Wall: So, alternative instruments then. and what's your second tip?
Hambro: Well, the second kind of theme that we've got inside the Trust right now is that most of the – kind of mid-cap to large-cap companies have gone into the financial crisis with a high level of gearing. And when you look at the enterprise value of the companies, the combination of the market cap and the debt side of the balance sheet, in many cases, the debt side overwhelms the equity. Now we've seen this period of stability in commodity prices; so iron ore and copper in particularly, that debt is starting to disappear quite rapidly. And now we're starting to read reports by analysts talking about passing the peak of debt in terms of the financing needs of these companies. And as that debt starts to disappear the value shifts to the equity side, and obviously, is directly related to the share price. So, we're now starting to see these companies evolve out of perceived high risk situations with regards to balance sheet and then rapidly derisking because the cash flow margins are very strong. So, iron ore companies would be a classic case to look at there and some copper companies as well. So, there is two big themes inside the portfolio for us kind of deleveraging element.
Wall: What's the third?
Hambro: I think the third theme is the market today generally when it comes to resources is probably looking at it in the kind of despair phase or maybe moving from the despair phase into the kind of skepticism or pessimism phase. We're long, long way away from the optimism phases of 2007, 2008. So, I go and see my colleagues in BlackRock, or I can speak to clients in the market, and generally, people are interested to hear what's going on but don't really have an appetite to invest. So, this lack of interests that we're seeing today is really forcing the kind of the foundations of what we perceive as a very strong market in the future. Management has changed the way they run the companies. We're early on in the process. The mining sector is well ahead of the gold space in this; they started a year ago or so. So that promising capital returns, increase in dividends, cutting CapEx, cutting operating expenditure; all of the kind of good things that they should have been doing anyway are now doing aggressively, and all of this is likely to release value. So I think that the overall theme is just going to carry the sector.

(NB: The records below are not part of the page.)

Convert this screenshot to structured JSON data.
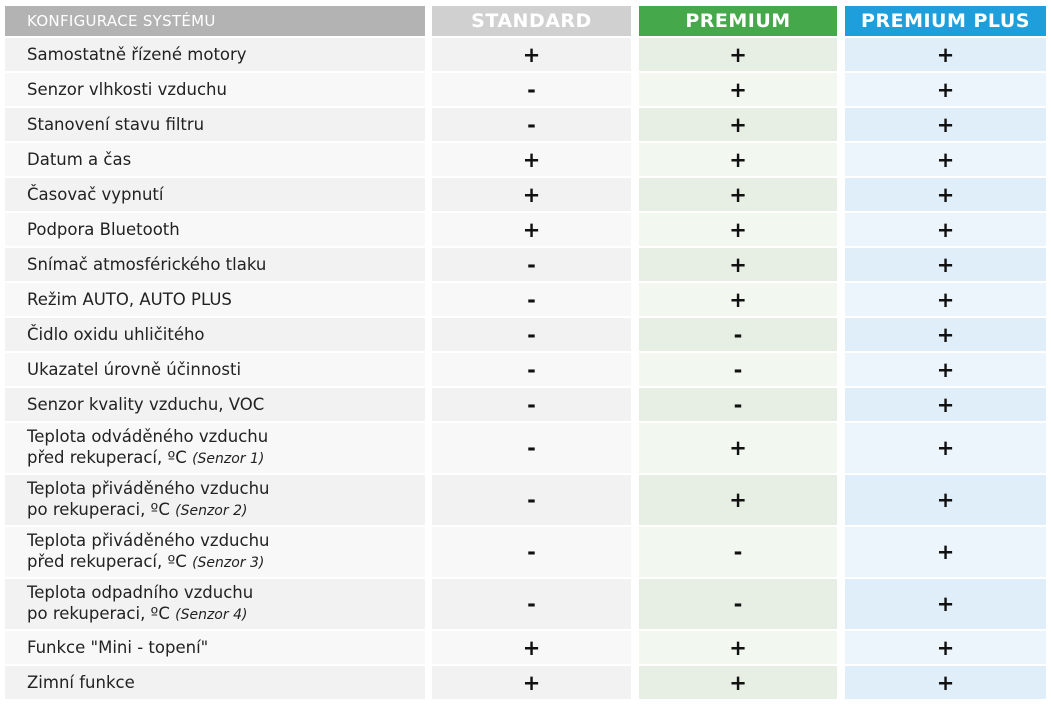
{
  "header": {
    "title": "KONFIGURACE SYSTÉMU",
    "columns": [
      "STANDARD",
      "PREMIUM",
      "PREMIUM PLUS"
    ]
  },
  "table": {
    "rows": [
      {
        "label": [
          "Samostatně řízené motory"
        ],
        "cells": [
          "+",
          "+",
          "+"
        ]
      },
      {
        "label": [
          "Senzor vlhkosti vzduchu"
        ],
        "cells": [
          "-",
          "+",
          "+"
        ]
      },
      {
        "label": [
          "Stanovení stavu filtru"
        ],
        "cells": [
          "-",
          "+",
          "+"
        ]
      },
      {
        "label": [
          "Datum a čas"
        ],
        "cells": [
          "+",
          "+",
          "+"
        ]
      },
      {
        "label": [
          "Časovač vypnutí"
        ],
        "cells": [
          "+",
          "+",
          "+"
        ]
      },
      {
        "label": [
          "Podpora Bluetooth"
        ],
        "cells": [
          "+",
          "+",
          "+"
        ]
      },
      {
        "label": [
          "Snímač atmosférického tlaku"
        ],
        "cells": [
          "-",
          "+",
          "+"
        ]
      },
      {
        "label": [
          "Režim AUTO, AUTO PLUS"
        ],
        "cells": [
          "-",
          "+",
          "+"
        ]
      },
      {
        "label": [
          "Čidlo oxidu uhličitého"
        ],
        "cells": [
          "-",
          "-",
          "+"
        ]
      },
      {
        "label": [
          "Ukazatel úrovně účinnosti"
        ],
        "cells": [
          "-",
          "-",
          "+"
        ]
      },
      {
        "label": [
          "Senzor kvality vzduchu, VOC"
        ],
        "cells": [
          "-",
          "-",
          "+"
        ]
      },
      {
        "label": [
          "Teplota odváděného vzduchu",
          "před rekuperací, ºC"
        ],
        "note": "(Senzor 1)",
        "cells": [
          "-",
          "+",
          "+"
        ]
      },
      {
        "label": [
          "Teplota přiváděného vzduchu",
          "po rekuperaci, ºC"
        ],
        "note": "(Senzor 2)",
        "cells": [
          "-",
          "+",
          "+"
        ]
      },
      {
        "label": [
          "Teplota přiváděného vzduchu",
          "před rekuperací, ºC"
        ],
        "note": "(Senzor 3)",
        "cells": [
          "-",
          "-",
          "+"
        ]
      },
      {
        "label": [
          "Teplota odpadního vzduchu",
          "po rekuperaci, ºC"
        ],
        "note": "(Senzor 4)",
        "cells": [
          "-",
          "-",
          "+"
        ]
      },
      {
        "label": [
          "Funkce \"Mini - topení\""
        ],
        "cells": [
          "+",
          "+",
          "+"
        ]
      },
      {
        "label": [
          "Zimní funkce"
        ],
        "cells": [
          "+",
          "+",
          "+"
        ]
      }
    ]
  }
}
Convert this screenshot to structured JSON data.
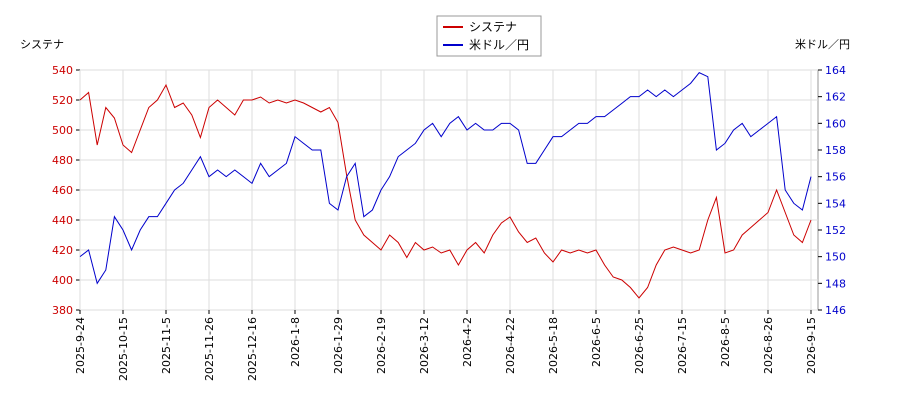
{
  "chart_data": {
    "type": "line",
    "ylabel": "システナ",
    "y2label": "米ドル／円",
    "categories": [
      "2025-9-24",
      null,
      null,
      null,
      null,
      "2025-10-15",
      null,
      null,
      null,
      null,
      "2025-11-5",
      null,
      null,
      null,
      null,
      "2025-11-26",
      null,
      null,
      null,
      null,
      "2025-12-16",
      null,
      null,
      null,
      null,
      "2026-1-8",
      null,
      null,
      null,
      null,
      "2026-1-29",
      null,
      null,
      null,
      null,
      "2026-2-19",
      null,
      null,
      null,
      null,
      "2026-3-12",
      null,
      null,
      null,
      null,
      "2026-4-2",
      null,
      null,
      null,
      null,
      "2026-4-22",
      null,
      null,
      null,
      null,
      "2026-5-18",
      null,
      null,
      null,
      null,
      "2026-6-5",
      null,
      null,
      null,
      null,
      "2026-6-25",
      null,
      null,
      null,
      null,
      "2026-7-15",
      null,
      null,
      null,
      null,
      "2026-8-5",
      null,
      null,
      null,
      null,
      "2026-8-26",
      null,
      null,
      null,
      null,
      "2026-9-15"
    ],
    "series": [
      {
        "name": "システナ",
        "color": "#cc0000",
        "axis": "y",
        "values": [
          520,
          525,
          490,
          515,
          508,
          490,
          485,
          500,
          515,
          520,
          530,
          515,
          518,
          510,
          495,
          515,
          520,
          515,
          510,
          520,
          520,
          522,
          518,
          520,
          518,
          520,
          518,
          515,
          512,
          515,
          505,
          470,
          440,
          430,
          425,
          420,
          430,
          425,
          415,
          425,
          420,
          422,
          418,
          420,
          410,
          420,
          425,
          418,
          430,
          438,
          442,
          432,
          425,
          428,
          418,
          412,
          420,
          418,
          420,
          418,
          420,
          410,
          402,
          400,
          395,
          388,
          395,
          410,
          420,
          422,
          420,
          418,
          420,
          440,
          455,
          418,
          420,
          430,
          435,
          440,
          445,
          460,
          445,
          430,
          425,
          440
        ]
      },
      {
        "name": "米ドル／円",
        "color": "#0000cc",
        "axis": "y2",
        "values": [
          150,
          150.5,
          148,
          149,
          153,
          152,
          150.5,
          152,
          153,
          153,
          154,
          155,
          155.5,
          156.5,
          157.5,
          156,
          156.5,
          156,
          156.5,
          156,
          155.5,
          157,
          156,
          156.5,
          157,
          159,
          158.5,
          158,
          158,
          154,
          153.5,
          156,
          157,
          153,
          153.5,
          155,
          156,
          157.5,
          158,
          158.5,
          159.5,
          160,
          159,
          160,
          160.5,
          159.5,
          160,
          159.5,
          159.5,
          160,
          160,
          159.5,
          157,
          157,
          158,
          159,
          159,
          159.5,
          160,
          160,
          160.5,
          160.5,
          161,
          161.5,
          162,
          162,
          162.5,
          162,
          162.5,
          162,
          162.5,
          163,
          163.8,
          163.5,
          158,
          158.5,
          159.5,
          160,
          159,
          159.5,
          160,
          160.5,
          155,
          154,
          153.5,
          156
        ]
      }
    ],
    "ylim": [
      380,
      540
    ],
    "yticks": [
      380,
      400,
      420,
      440,
      460,
      480,
      500,
      520,
      540
    ],
    "y2lim": [
      146,
      164
    ],
    "y2ticks": [
      146,
      148,
      150,
      152,
      154,
      156,
      158,
      160,
      162,
      164
    ],
    "grid": true
  }
}
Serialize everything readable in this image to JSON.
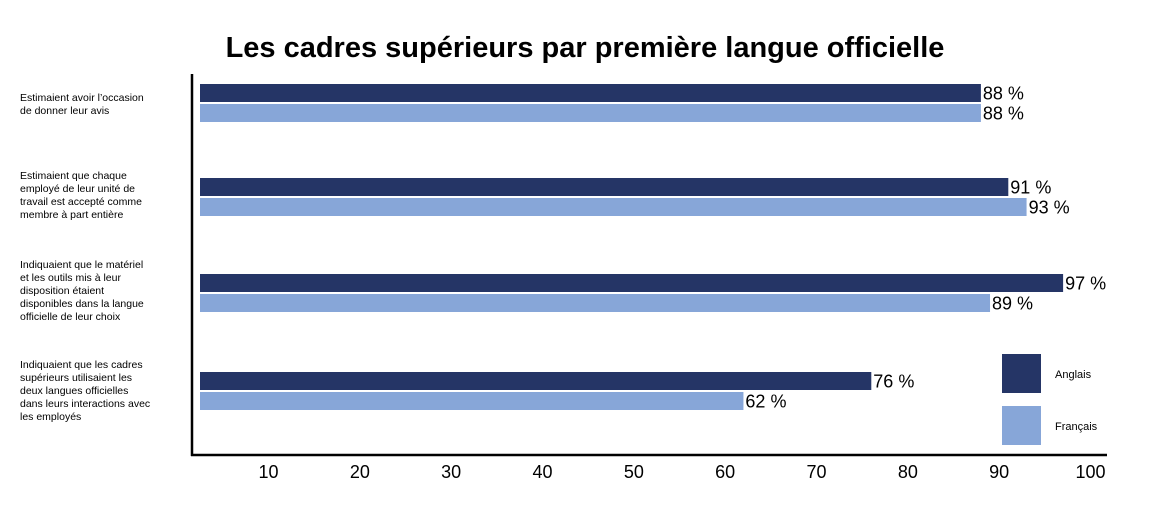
{
  "chart_data": {
    "type": "bar",
    "orientation": "horizontal",
    "title": "Les cadres supérieurs par première langue officielle",
    "xlabel": "",
    "ylabel": "",
    "xlim": [
      2.5,
      100
    ],
    "xticks": [
      10,
      20,
      30,
      40,
      50,
      60,
      70,
      80,
      90,
      100
    ],
    "grid": false,
    "legend_position": "bottom-right",
    "value_suffix": " %",
    "categories": [
      [
        "Estimaient avoir l’occasion",
        "de donner leur avis"
      ],
      [
        "Estimaient que chaque",
        "employé de leur unité de",
        "travail est accepté comme",
        "membre à part entière"
      ],
      [
        "Indiquaient que le matériel",
        "et les outils mis à leur",
        "disposition étaient",
        "disponibles dans la langue",
        "officielle de leur choix"
      ],
      [
        "Indiquaient que les cadres",
        "supérieurs utilisaient les",
        "deux langues officielles",
        "dans leurs interactions avec",
        "les employés"
      ]
    ],
    "series": [
      {
        "name": "Anglais",
        "color": "#253566",
        "values": [
          88,
          91,
          97,
          76
        ]
      },
      {
        "name": "Français",
        "color": "#87A6D8",
        "values": [
          88,
          93,
          89,
          62
        ]
      }
    ]
  }
}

Then, we've got the macro recovery going on in the world economy. And this is – as we move into 2015 – second half 2014, and 2015, we're likely to see synchronous global growth going on in the world. So, China is going to continue to be growing, Europe might start to recover, and the U.S. will be continuing to grow. So, we haven't had synchronous growth for many, many years and thinking back to the 1990s, synchronous growth is always associated with the commodity boom market, and when you overlay the lack of investment into new supply, the second half of this decade does look pretty strong.
Wall: So, pessimism can be a good thing?
Hambro: I think – well, as they say boom markets are born in periods of despair, thrive in pessimism, and peak in optimism; and we're in this transition from despair into pessimism right now.
Wall: Evy, thank you very much.
Hambro: Thank you.
Wall: This is Emma Wall for Morningstar. Thank you for watching.